A few years later, the Conflict and Peace Data Bank (COPDAB) (Azar, 1980), was motivated largely by new perspectives on IR research, as laid out in Zinnes (1976). Whereas McClelland resisted scaling events, the COPDAB project ranked events along a single dimension of conflict and cooperation. These two event data sets (WEIS and COPDAB) stimulated a large body of scholarship. Although scholars identified serious challenges to statistically modeling and fitting Richardson arms race models (Schrodt, 1978), explorations of the broader notion of action-reaction dynamics developed by Zinnes (1980) and others (e.g., Gillespie et al., 1977) were well served by event data.

Goldstein (1992) used an expert survey to create a scale to migrate WEIS categories to a conflict-cooperation scale, launching a new wave of event-data research. This innovation enabled Goldstein & Pevehouse (1997, see also Pevehouse & Goldstein, 1999), for example, to examine dyadic and triadic reciprocity dynamics in Bosnia and Serbia, and Schrodt & Gerner (1997) to examine phase shift dynamics in the Middle East. At the same time, Gerner & Schrodt (1996) developed the first machine-coded event data generation processes, known as the Kansas Event Data System (KEDS), building on the infrastructure created by McClelland two decades prior.

5.4.2 Current Empirical Research: An Illustration

Quantitative empirical studies of conflict dynamics continue to develop. One contemporary empirical approach is seen in new research by Brandt, Freeman, Lin & Schrodt (2019). They apply time series models to analyze the conflict interaction patterns between dyads (pairs of states or actors) over time to pinpoint phases of reactivity versus phases of independent action. The focus is on three independent streams of conflict interactions between: Israel & Palestinian groups, China & Taiwan, and India & Pakistan. Their search for phase shifts reveals that all three sets of interactions contain similar shifts between high and low-entropy, where entropy refers to the volatility and variance of actions and reactions within each dyad.Footnote 6

Additionally, the authors find patterns that indicate the use of norms of reciprocity, wherein states react in kind to cooperative or conflictual events. Norms of reciprocation are useful in producing interactions conducive to peace and stability. The major substantive finding of the paper is that norms of reciprocity are more likely to govern behavior in low entropy phases. Thus, high-volatility phases create conditions under which leaders have a difficult time conveying and perceiving information about their intentions and the intentions of others. Reputations become harder to establish, signals are more difficult to send, and the problems relating to the analog of private information in bargaining environments become more pernicious.

Brandt et al. (2019) offer two important lessons: First, the explicit use of statistical methods to discern between different patterns of interactions over time could uncover the complex dynamics of phase shifts and therefore help scholars understand when Richardson-like action-reaction processes occur. As such, the research design matters. Second, they find that the differences in the risk of severe conflict substantially differ across high and low entropy phases. Failing to take these differences into account runs the risk of pooling action-reaction patterns across high and low entropy phases and arriving at incorrect conclusions regarding the risk of war.

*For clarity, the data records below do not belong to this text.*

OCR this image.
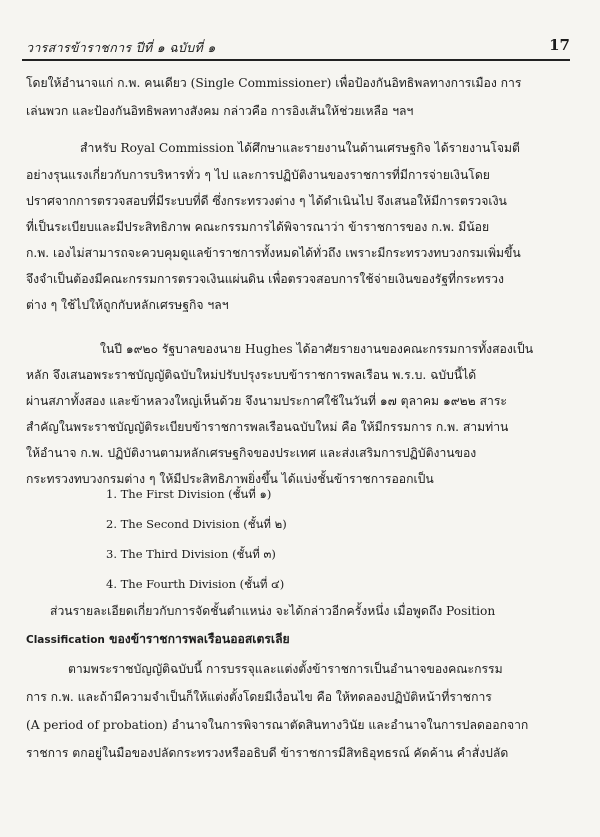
วารสารข้าราชการ ปีที่ ๑ ฉบับที่ ๑	17
โดยให้อำนาจแก่ ก.พ. คนเดียว (Single Commissioner) เพื่อป้องกันอิทธิพลทางการเมือง การ
เล่นพวก และป้องกันอิทธิพลทางสังคม กล่าวคือ การอิงเส้นให้ช่วยเหลือ ฯลฯ
สำหรับ Royal Commission ได้ศึกษาและรายงานในด้านเศรษฐกิจ ได้รายงานโจมตี
อย่างรุนแรงเกี่ยวกับการบริหารทั่ว ๆ ไป และการปฏิบัติงานของราชการที่มีการจ่ายเงินโดย
ปราศจากการตรวจสอบที่มีระบบที่ดี ซึ่งกระทรวงต่าง ๆ ได้ดำเนินไป จึงเสนอให้มีการตรวจเงิน
ที่เป็นระเบียบและมีประสิทธิภาพ คณะกรรมการได้พิจารณาว่า ข้าราชการของ ก.พ. มีน้อย
ก.พ. เองไม่สามารถจะควบคุมดูแลข้าราชการทั้งหมดได้ทั่วถึง เพราะมีกระทรวงทบวงกรมเพิ่มขึ้น
จึงจำเป็นต้องมีคณะกรรมการตรวจเงินแผ่นดิน เพื่อตรวจสอบการใช้จ่ายเงินของรัฐที่กระทรวง
ต่าง ๆ ใช้ไปให้ถูกกับหลักเศรษฐกิจ ฯลฯ
ในปี ๑๙๒๐ รัฐบาลของนาย Hughes ได้อาศัยรายงานของคณะกรรมการทั้งสองเป็น
หลัก จึงเสนอพระราชบัญญัติฉบับใหม่ปรับปรุงระบบข้าราชการพลเรือน พ.ร.บ. ฉบับนี้ได้
ผ่านสภาทั้งสอง และข้าหลวงใหญ่เห็นด้วย จึงนามประกาศใช้ในวันที่ ๑๗ ตุลาคม ๑๙๒๒ สาระ
สำคัญในพระราชบัญญัติระเบียบข้าราชการพลเรือนฉบับใหม่ คือ ให้มีกรรมการ ก.พ. สามท่าน
ให้อำนาจ ก.พ. ปฏิบัติงานตามหลักเศรษฐกิจของประเทศ และส่งเสริมการปฏิบัติงานของ
กระทรวงทบวงกรมต่าง ๆ ให้มีประสิทธิภาพยิ่งขึ้น ได้แบ่งชั้นข้าราชการออกเป็น
1. The First Division (ชั้นที่ ๑)
2. The Second Division (ชั้นที่ ๒)
3. The Third Division (ชั้นที่ ๓)
4. The Fourth Division (ชั้นที่ ๔)
ส่วนรายละเอียดเกี่ยวกับการจัดชั้นตำแหน่ง จะได้กล่าวอีกครั้งหนึ่ง เมื่อพูดถึง Position
Classification ของข้าราชการพลเรือนออสเตรเลีย
ตามพระราชบัญญัติฉบับนี้ การบรรจุและแต่งตั้งข้าราชการเป็นอำนาจของคณะกรรม
การ ก.พ. และถ้ามีความจำเป็นก็ให้แต่งตั้งโดยมีเงื่อนไข คือ ให้ทดลองปฏิบัติหน้าที่ราชการ
(A period of probation) อำนาจในการพิจารณาตัดสินทางวินัย และอำนาจในการปลดออกจาก
ราชการ ตกอยู่ในมือของปลัดกระทรวงหรืออธิบดี ข้าราชการมีสิทธิอุทธรณ์ คัดค้าน คำสั่งปลัด
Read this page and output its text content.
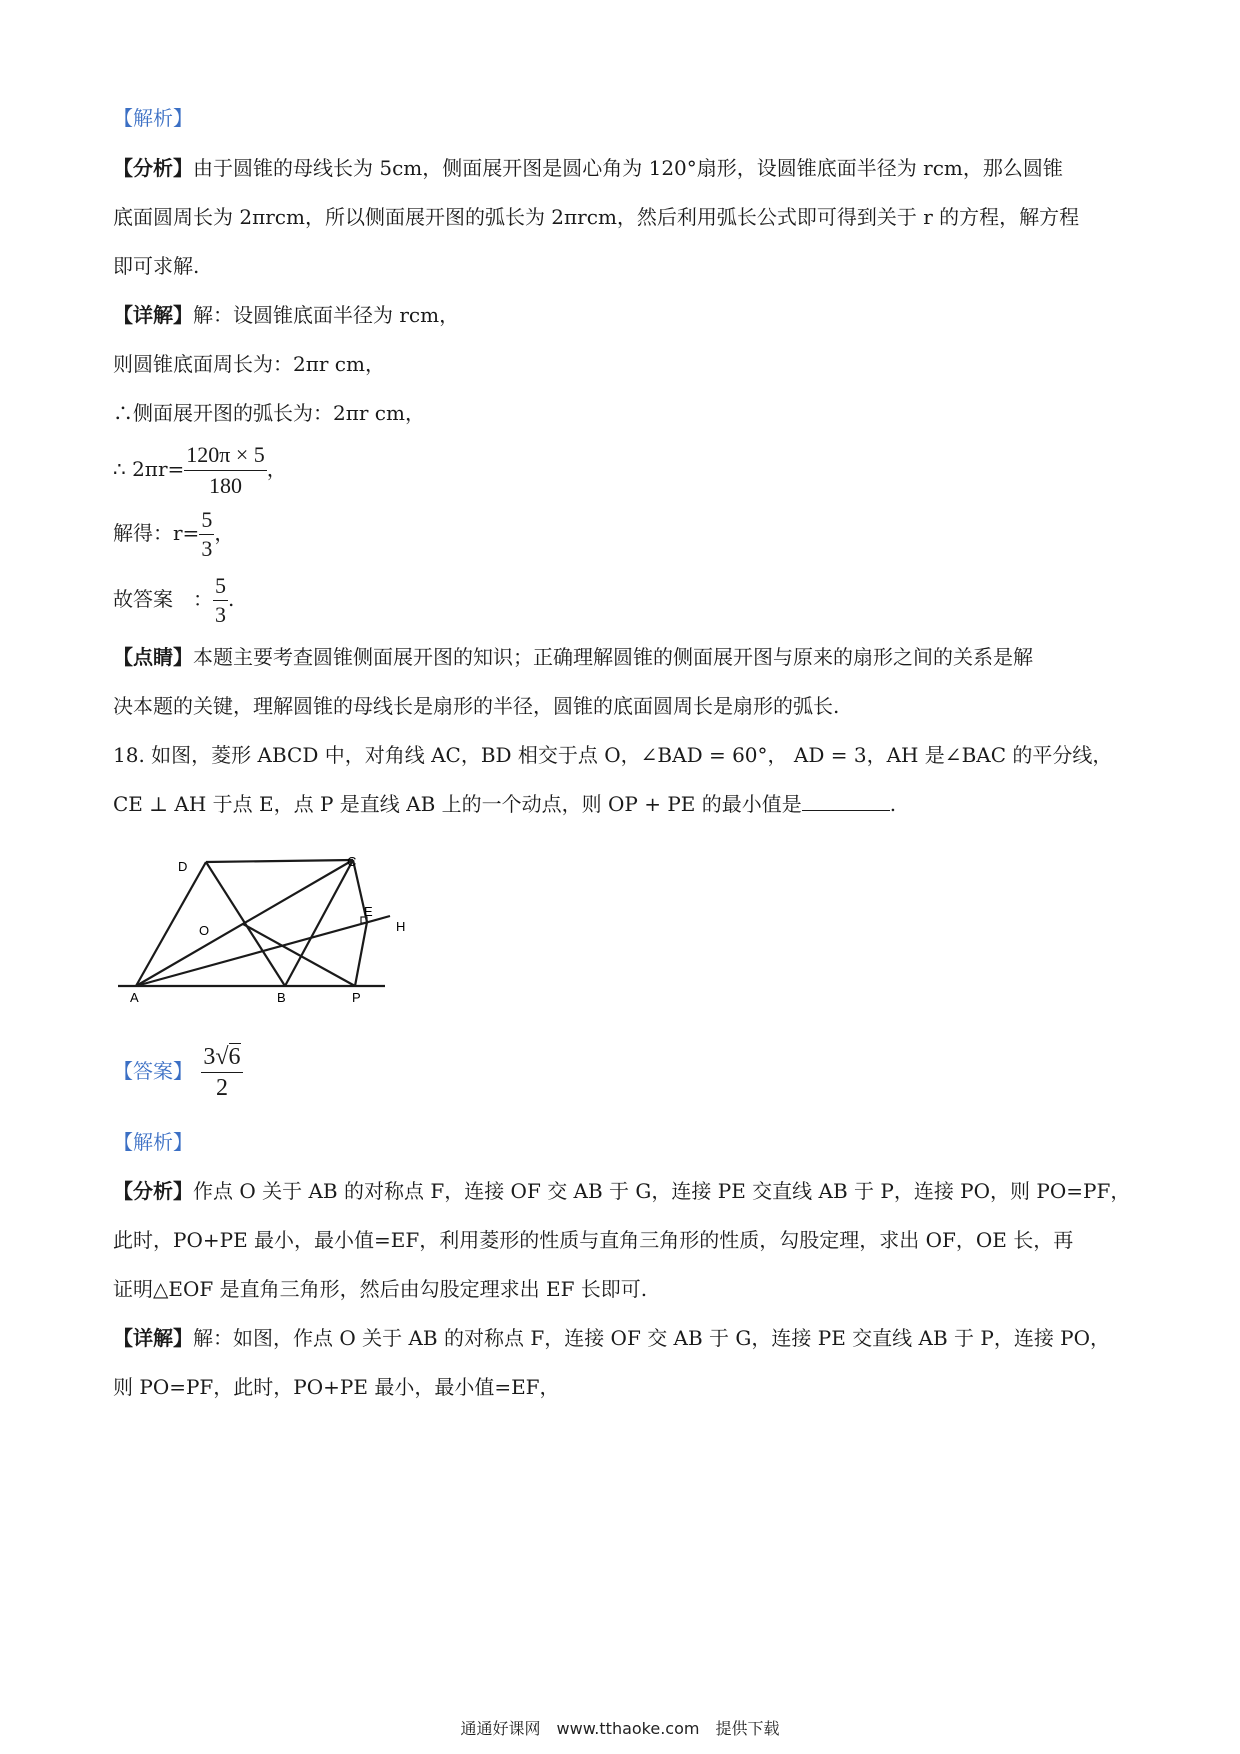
【解析】
【分析】由于圆锥的母线长为 5cm，侧面展开图是圆心角为 120°扇形，设圆锥底面半径为 rcm，那么圆锥
底面圆周长为 2πrcm，所以侧面展开图的弧长为 2πrcm，然后利用弧长公式即可得到关于 r 的方程，解方程
即可求解.
【详解】解：设圆锥底面半径为 rcm，
则圆锥底面周长为：2πr cm，
∴侧面展开图的弧长为：2πr cm，
∴ $2\pi r= \frac{120\pi \times 5}{180}$ ，
解得：$r= \frac{5}{3}$ ，
故答案　： $\frac{5}{3}$ .
【点睛】本题主要考查圆锥侧面展开图的知识；正确理解圆锥的侧面展开图与原来的扇形之间的关系是解
决本题的关键，理解圆锥的母线长是扇形的半径，圆锥的底面圆周长是扇形的弧长.
18. 如图，菱形 ABCD 中，对角线 AC，BD 相交于点 O，∠BAD = 60°， AD = 3，AH 是∠BAC 的平分线，
CE ⊥ AH 于点 E，点 P 是直线 AB 上的一个动点，则 OP + PE 的最小值是	.
D	C
O
E
H
A	B	P
【答案】 $\frac{3√6}{2}$
【解析】
【分析】作点 O 关于 AB 的对称点 F，连接 OF 交 AB 于 G，连接 PE 交直线 AB 于 P，连接 PO，则 PO=PF，
此时，PO+PE 最小，最小值=EF，利用菱形的性质与直角三角形的性质，勾股定理，求出 OF，OE 长，再
证明△EOF 是直角三角形，然后由勾股定理求出 EF 长即可.
【详解】解：如图，作点 O 关于 AB 的对称点 F，连接 OF 交 AB 于 G，连接 PE 交直线 AB 于 P，连接 PO，
则 PO=PF，此时，PO+PE 最小，最小值=EF，
通通好课网　www.tthaoke.com　提供下载
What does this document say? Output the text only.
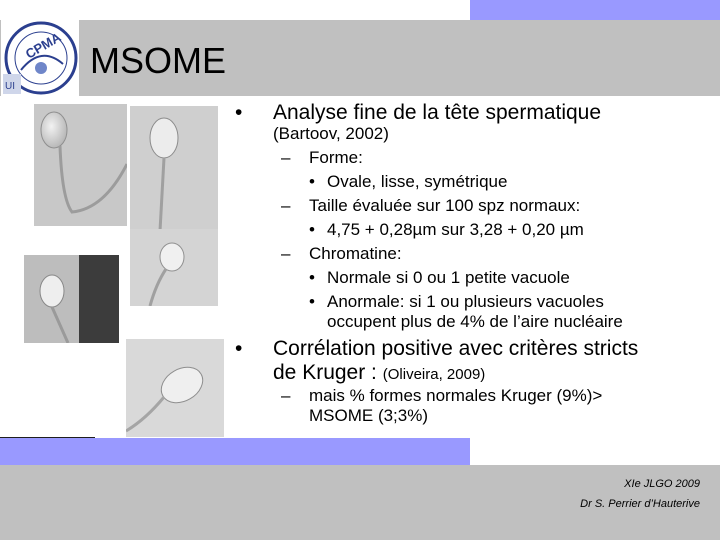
CPMA
UI
MSOME
• Analyse fine de la tête spermatique
(Bartoov, 2002)
– Forme:
• Ovale, lisse, symétrique
– Taille évaluée sur 100 spz normaux:
• 4,75 + 0,28µm sur 3,28 + 0,20 µm
– Chromatine:
• Normale si 0 ou 1 petite vacuole
• Anormale: si 1 ou plusieurs vacuoles
occupent plus de 4% de l’aire nucléaire
• Corrélation positive avec critères stricts
de Kruger : (Oliveira, 2009)
– mais % formes normales Kruger (9%)>
MSOME (3;3%)
XIe JLGO 2009
Dr S. Perrier d’Hauterive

5.5 Conclusions and Recommendations

Richardson made a foundational contribution to the study of conflict – defining dynamics as an interactive, feedback-based, temporal process. Differential equations models explore the dynamics produced by interactive feedback mechanisms that highlight a rich variety of over-time patterns. In contrast, the focus of game theory is on interactions and expected interactions in the form of actor strategies and substantively important equilibrium solutions. Game-theoretic models do not explicitly capture interactions over time. Evolutionary games and ABMs marry some features of game theory with more dynamic elements that yield meaningful temporal patterns. In empirical work, theoretical dynamic processes are embedded in statistical research designs, while event data analyses utilize dynamic assumptions embedded in econometric models.

All the approaches reviewed here contribute to the study of world politics and contain an important lesson: explicitly incorporating dynamics and feedback mechanisms into theory, research design, and analysis provides valuable insight into causal processes (see Crescenzi & Kadera, 2015). Our hope is that future scholars pay close attention to the role that dynamic processes can play in understanding international politics. Ignoring the impact of dynamics can mean the difference between finding or missing the answer to a research puzzle.